Thirty minutes later, he knocked on the glass of the doors. He was soaked, and rain dripped from his nose. “Do you happen to have the keys to the handcuffs?”

Her reactions were still dulled from the shock and the whiskey. “They’re in the cigar box where he keeps the cuffs.”

“Get them, please.”

She looked over his shoulder and shuddered at the sight of the rolled-up lumpy form resting at the edge of the deck where they’d just been sitting.

When she came back with the keys he took them and knelt down beside the lifeless form.

“Here.” He handed her the handcuffs and the keys. “Get a towel and wipe them off good, then put them back in the exact same place you found them.”

“Okay.”

He handed her the revolver, and she took it, reluctantly.

“Do you know how to clean one of these?” he asked.
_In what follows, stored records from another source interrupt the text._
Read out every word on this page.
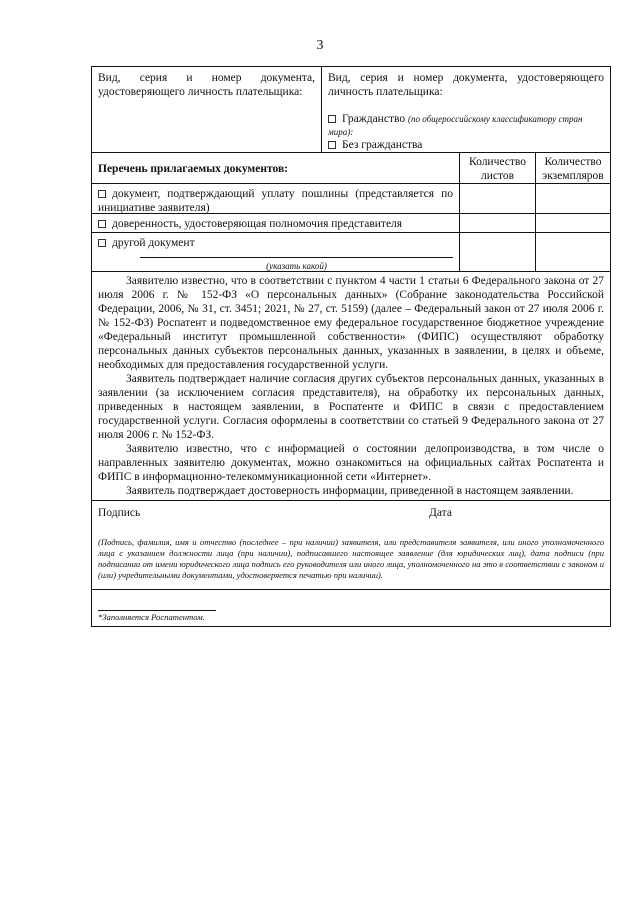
3
Вид, серия и номер документа, удостоверяющего личность плательщика:
Вид, серия и номер документа, удостоверяющего личность плательщика:
Гражданство (по общероссийскому классификатору стран мира):
Без гражданства
Перечень прилагаемых документов:
Количество листов
Количество экземпляров
документ, подтверждающий уплату пошлины (представляется по инициативе заявителя)
доверенность, удостоверяющая полномочия представителя
другой документ
(указать какой)

Заявителю известно, что в соответствии с пунктом 4 части 1 статьи 6 Федерального закона от 27 июля 2006 г. № 152-ФЗ «О персональных данных» (Собрание законодательства Российской Федерации, 2006, № 31, ст. 3451; 2021, № 27, ст. 5159) (далее – Федеральный закон от 27 июля 2006 г. № 152-ФЗ) Роспатент и подведомственное ему федеральное государственное бюджетное учреждение «Федеральный институт промышленной собственности» (ФИПС) осуществляют обработку персональных данных субъектов персональных данных, указанных в заявлении, в целях и объеме, необходимых для предоставления государственной услуги.

Заявитель подтверждает наличие согласия других субъектов персональных данных, указанных в заявлении (за исключением согласия представителя), на обработку их персональных данных, приведенных в настоящем заявлении, в Роспатенте и ФИПС в связи с предоставлением государственной услуги. Согласия оформлены в соответствии со статьей 9 Федерального закона от 27 июля 2006 г. № 152-ФЗ.

Заявителю известно, что с информацией о состоянии делопроизводства, в том числе о направленных заявителю документах, можно ознакомиться на официальных сайтах Роспатента и ФИПС в информационно-телекоммуникационной сети «Интернет».

Заявитель подтверждает достоверность информации, приведенной в настоящем заявлении.

Подпись	Дата
(Подпись, фамилия, имя и отчество (последнее – при наличии) заявителя, или представителя заявителя, или иного уполномоченного лица с указанием должности лица (при наличии), подписавшего настоящее заявление (для юридических лиц), дата подписи (при подписании от имени юридического лица подпись его руководителя или иного лица, уполномоченного на это в соответствии с законом и (или) учредительными документами, удостоверяется печатью при наличии).
*Заполняется Роспатентом.
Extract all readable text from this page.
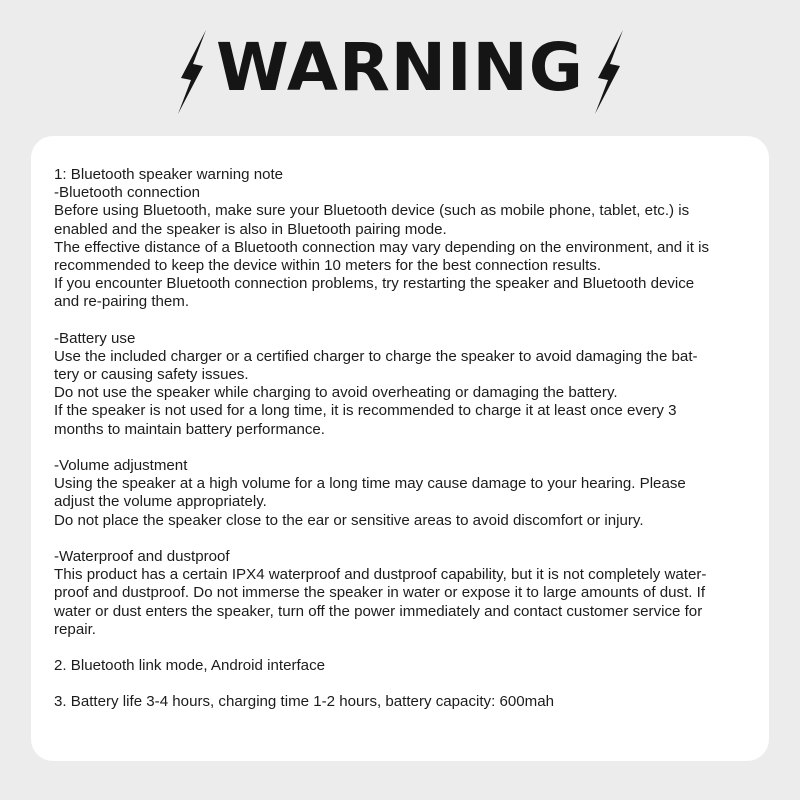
WARNING
1: Bluetooth speaker warning note
-Bluetooth connection
Before using Bluetooth, make sure your Bluetooth device (such as mobile phone, tablet, etc.) is
enabled and the speaker is also in Bluetooth pairing mode.
The effective distance of a Bluetooth connection may vary depending on the environment, and it is
recommended to keep the device within 10 meters for the best connection results.
If you encounter Bluetooth connection problems, try restarting the speaker and Bluetooth device
and re-pairing them.
-Battery use
Use the included charger or a certified charger to charge the speaker to avoid damaging the bat-
tery or causing safety issues.
Do not use the speaker while charging to avoid overheating or damaging the battery.
If the speaker is not used for a long time, it is recommended to charge it at least once every 3
months to maintain battery performance.
-Volume adjustment
Using the speaker at a high volume for a long time may cause damage to your hearing. Please
adjust the volume appropriately.
Do not place the speaker close to the ear or sensitive areas to avoid discomfort or injury.
-Waterproof and dustproof
This product has a certain IPX4 waterproof and dustproof capability, but it is not completely water-
proof and dustproof. Do not immerse the speaker in water or expose it to large amounts of dust. If
water or dust enters the speaker, turn off the power immediately and contact customer service for
repair.
2. Bluetooth link mode, Android interface
3. Battery life 3-4 hours, charging time 1-2 hours, battery capacity: 600mah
“Yeah. Brice showed me when he taught me how to use it.”

“Good. Clean it like he showed you, then take a towel and wipe it down completely and put it back where he always keeps it.”

“What about you? Where are you going?”

“Like I said, I’m going to take care of that.” He jerked his head in the direction of the corpse.

“Is there anything else?” he asked. “Any other sign that she was ever here? Think, Sherri. This is important.”